Reiko: I have never liked the way you gamble with your life. Any more gifts like this and I’ll open a museum. I don’t suppose it’s occurred to you to resign your commission before the war breaks out. You’ve already given the Navy thirty-five years of your life.
Yamamoto: And a couple of fingers in battle.
Reiko: (She picks box up off the table and slams it back down, sputtering) How- how many of these cowards who, who, they haven’t got the guts to sign their name to a death threat, have done what you’ve done for Japan?

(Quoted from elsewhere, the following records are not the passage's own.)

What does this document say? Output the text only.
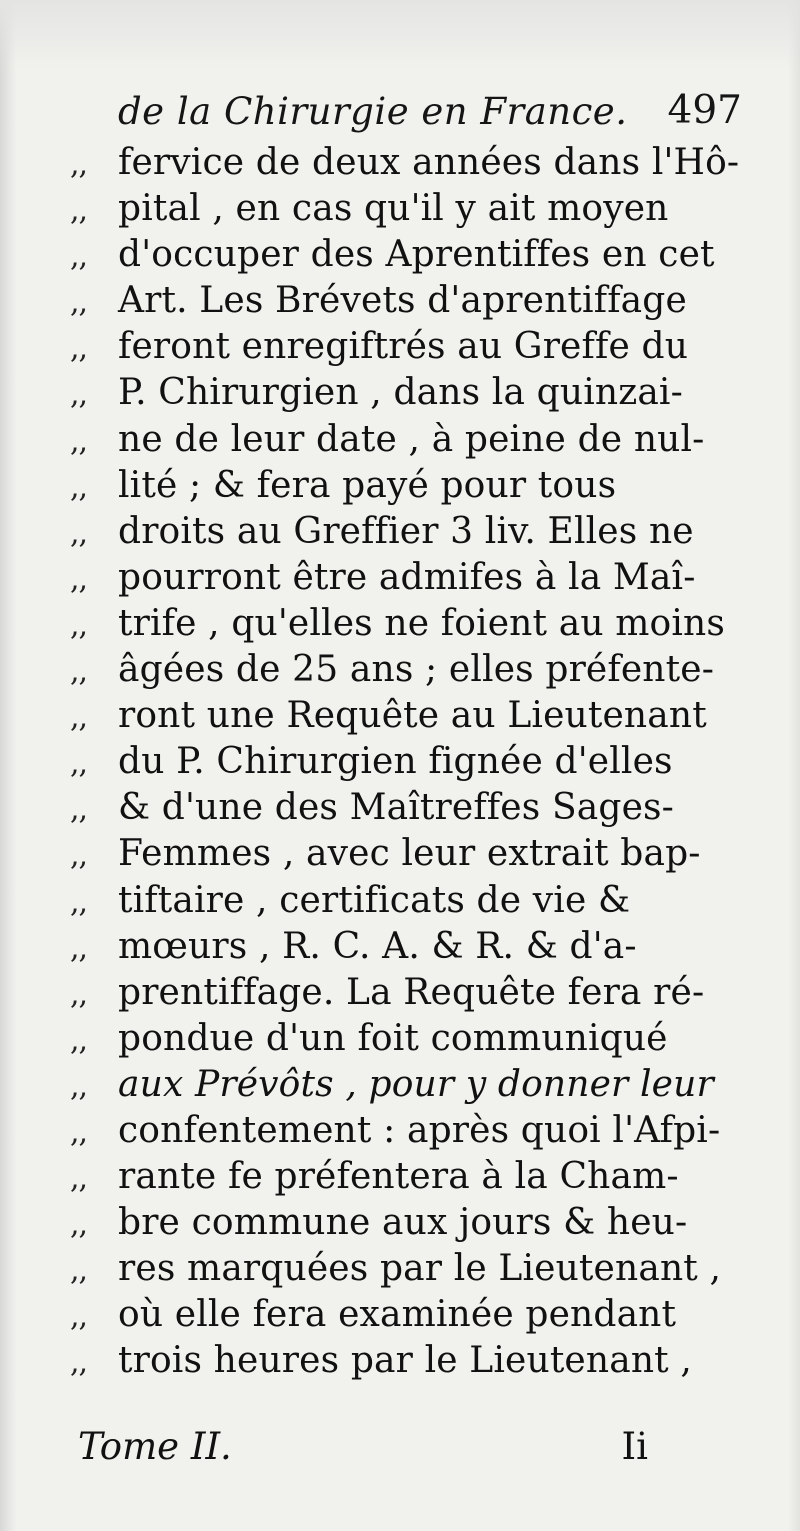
de la Chirurgie en France. 497
,, fervice de deux années dans l'Hô-
,, pital , en cas qu'il y ait moyen
,, d'occuper des Aprentiffes en cet
,, Art. Les Brévets d'aprentiffage
,, feront enregiftrés au Greffe du
,, P. Chirurgien , dans la quinzai-
,, ne de leur date , à peine de nul-
,, lité ; & fera payé pour tous
,, droits au Greffier 3 liv. Elles ne
,, pourront être admifes à la Maî-
,, trife , qu'elles ne foient au moins
,, âgées de 25 ans ; elles préfente-
,, ront une Requête au Lieutenant
,, du P. Chirurgien fignée d'elles
,, & d'une des Maîtreffes Sages-
,, Femmes , avec leur extrait bap-
,, tiftaire , certificats de vie &
,, mœurs , R. C. A. & R. & d'a-
,, prentiffage. La Requête fera ré-
,, pondue d'un foit communiqué
,, aux Prévôts , pour y donner leur
,, confentement : après quoi l'Afpi-
,, rante fe préfentera à la Cham-
,, bre commune aux jours & heu-
,, res marquées par le Lieutenant ,
,, où elle fera examinée pendant
,, trois heures par le Lieutenant ,
Tome II.	Ii
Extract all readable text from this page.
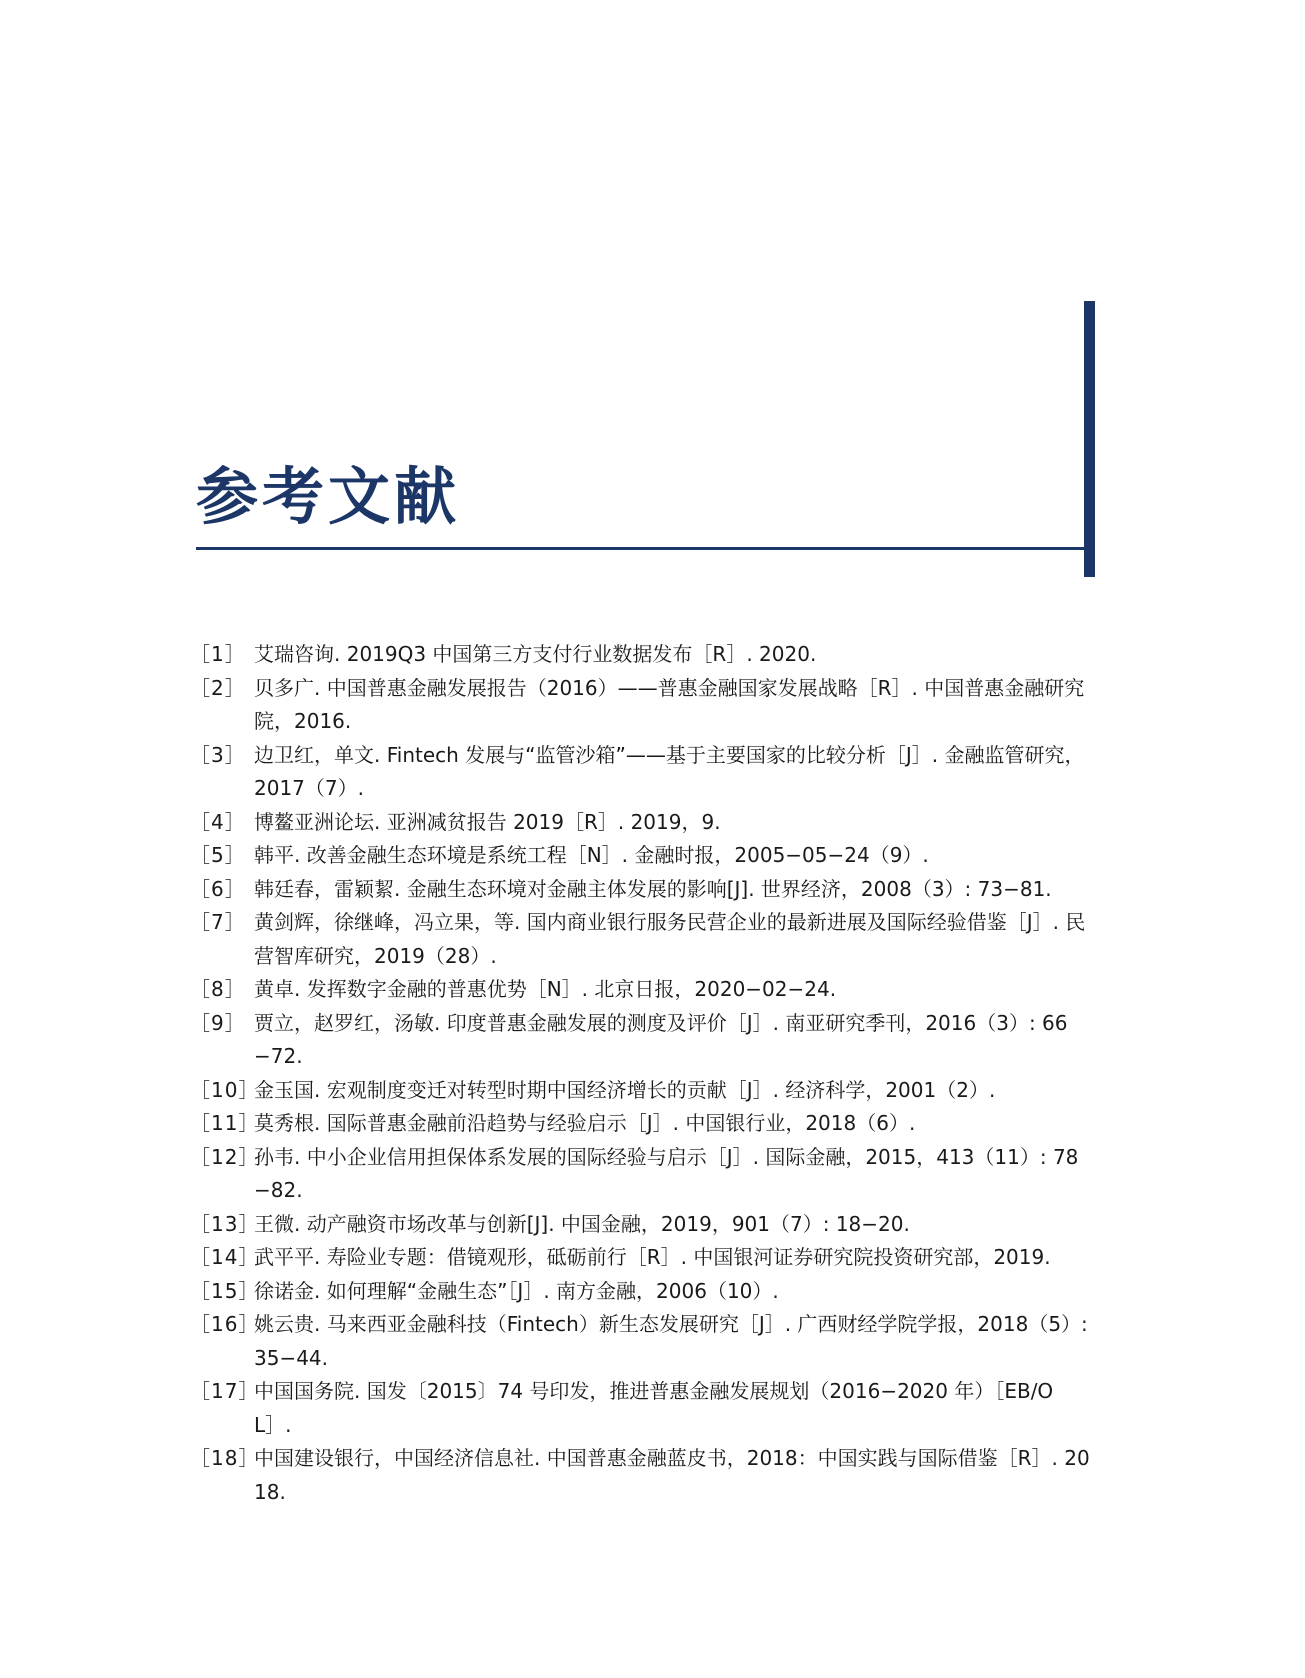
参考文献
［1］ 艾瑞咨询. 2019Q3 中国第三方支付行业数据发布［R］. 2020.
［2］ 贝多广. 中国普惠金融发展报告（2016）——普惠金融国家发展战略［R］. 中国普惠金融研究院，2016.
［3］ 边卫红，单文. Fintech 发展与“监管沙箱”——基于主要国家的比较分析［J］. 金融监管研究，2017（7）.
［4］ 博鳌亚洲论坛. 亚洲减贫报告 2019［R］. 2019，9.
［5］ 韩平. 改善金融生态环境是系统工程［N］. 金融时报，2005−05−24（9）.
［6］ 韩廷春，雷颖絜. 金融生态环境对金融主体发展的影响[J]. 世界经济，2008（3）: 73−81.
［7］ 黄剑辉，徐继峰，冯立果，等. 国内商业银行服务民营企业的最新进展及国际经验借鉴［J］. 民营智库研究，2019（28）.
［8］ 黄卓. 发挥数字金融的普惠优势［N］. 北京日报，2020−02−24.
［9］ 贾立，赵罗红，汤敏. 印度普惠金融发展的测度及评价［J］. 南亚研究季刊，2016（3）: 66−72.
［10］
金玉国. 宏观制度变迁对转型时期中国经济增长的贡献［J］. 经济科学，2001（2）.
［11］
莫秀根. 国际普惠金融前沿趋势与经验启示［J］. 中国银行业，2018（6）.
［12］
孙韦. 中小企业信用担保体系发展的国际经验与启示［J］. 国际金融，2015，413（11）: 78−82.
［13］
王微. 动产融资市场改革与创新[J]. 中国金融，2019，901（7）: 18−20.
［14］
武平平. 寿险业专题：借镜观形，砥砺前行［R］. 中国银河证券研究院投资研究部，2019.
［15］
徐诺金. 如何理解“金融生态”［J］. 南方金融，2006（10）.
［16］
姚云贵. 马来西亚金融科技（Fintech）新生态发展研究［J］. 广西财经学院学报，2018（5）: 35−44.
［17］
中国国务院. 国发〔2015〕74 号印发，推进普惠金融发展规划（2016−2020 年）［EB/OL］.
［18］
中国建设银行，中国经济信息社. 中国普惠金融蓝皮书，2018：中国实践与国际借鉴［R］. 2018.
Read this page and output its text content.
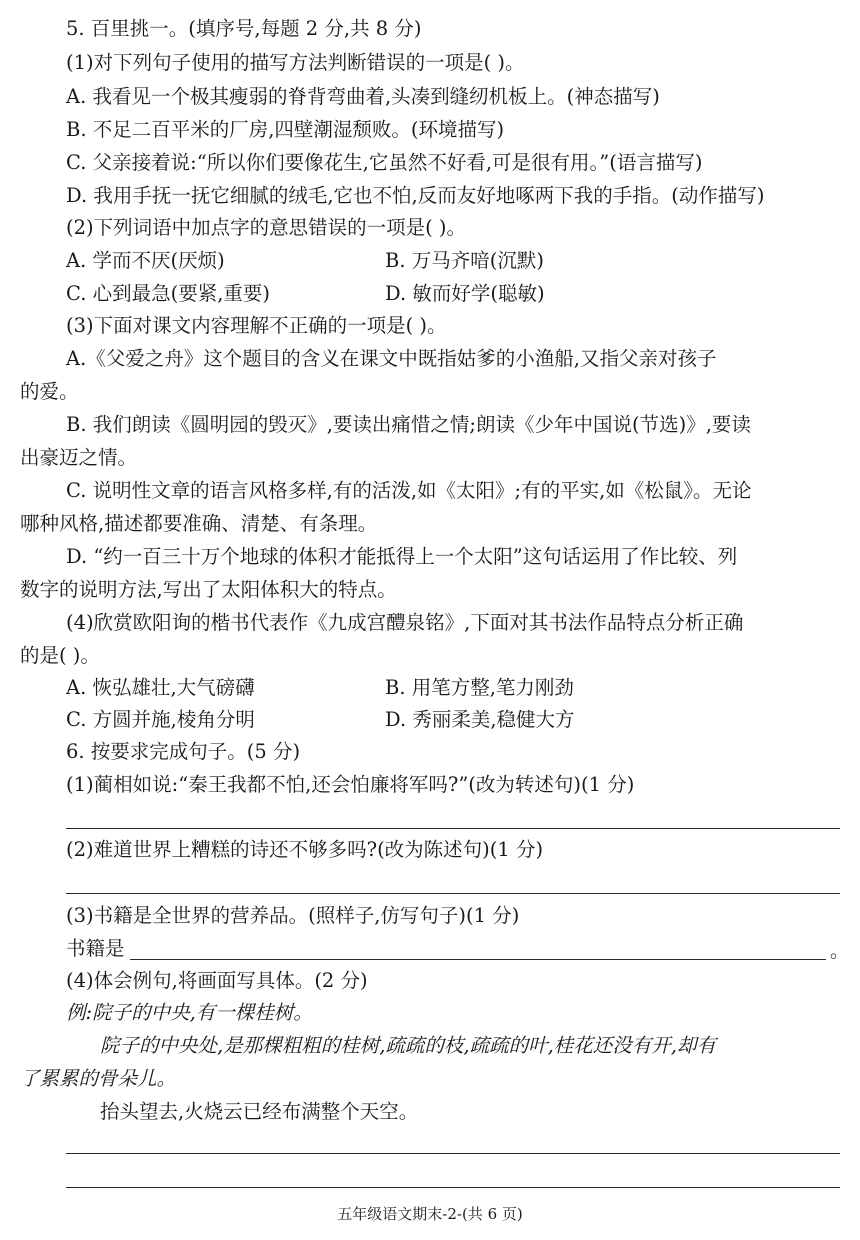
5. 百里挑一。(填序号,每题 2 分,共 8 分)
(1)对下列句子使用的描写方法判断错误的一项是( )。
A. 我看见一个极其瘦弱的脊背弯曲着,头凑到缝纫机板上。(神态描写)
B. 不足二百平米的厂房,四壁潮湿颓败。(环境描写)
C. 父亲接着说:“所以你们要像花生,它虽然不好看,可是很有用。”(语言描写)
D. 我用手抚一抚它细腻的绒毛,它也不怕,反而友好地啄两下我的手指。(动作描写)
(2)下列词语中加点字的意思错误的一项是( )。
A. 学而不厌(厌烦)	B. 万马齐喑(沉默)
C. 心到最急(要紧,重要)	D. 敏而好学(聪敏)
(3)下面对课文内容理解不正确的一项是( )。
A.《父爱之舟》这个题目的含义在课文中既指姑爹的小渔船,又指父亲对孩子
的爱。
B. 我们朗读《圆明园的毁灭》,要读出痛惜之情;朗读《少年中国说(节选)》,要读
出豪迈之情。
C. 说明性文章的语言风格多样,有的活泼,如《太阳》;有的平实,如《松鼠》。无论
哪种风格,描述都要准确、清楚、有条理。
D. “约一百三十万个地球的体积才能抵得上一个太阳”这句话运用了作比较、列
数字的说明方法,写出了太阳体积大的特点。
(4)欣赏欧阳询的楷书代表作《九成宫醴泉铭》,下面对其书法作品特点分析正确
的是( )。
A. 恢弘雄壮,大气磅礴	B. 用笔方整,笔力刚劲
C. 方圆并施,棱角分明	D. 秀丽柔美,稳健大方
6. 按要求完成句子。(5 分)
(1)蔺相如说:“秦王我都不怕,还会怕廉将军吗?”(改为转述句)(1 分)
(2)难道世界上糟糕的诗还不够多吗?(改为陈述句)(1 分)
(3)书籍是全世界的营养品。(照样子,仿写句子)(1 分)
书籍是	。
(4)体会例句,将画面写具体。(2 分)
例:院子的中央,有一棵桂树。
院子的中央处,是那棵粗粗的桂树,疏疏的枝,疏疏的叶,桂花还没有开,却有
了累累的骨朵儿。
抬头望去,火烧云已经布满整个天空。
五年级语文期末-2-(共 6 页)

The risks…the fighting…the long hours?
Yamamoto:  Maybe it is time to retire and read the books my forefathers wrote. Imagine, to sit in a tavern and play flower cards all day.
Reiko: (Pinching his cheeks, suddenly affectionate.) Ah, my country bumpkin, if only I could believe you meant it!
Yamamoto: Why shouldn’t I prefer the sweet life? I’m no different from the man on the street who just wants a full rice bowl… to relax at home on the sofa reading the papers. The shop girls in Tokyo don’t want the Army to take their men. They want to have a good time after work.
Reiko:  (Taking down two cups.) You should know, shouldn’t you? Anyway, I was proud to be your wife today. You spoke truthfully.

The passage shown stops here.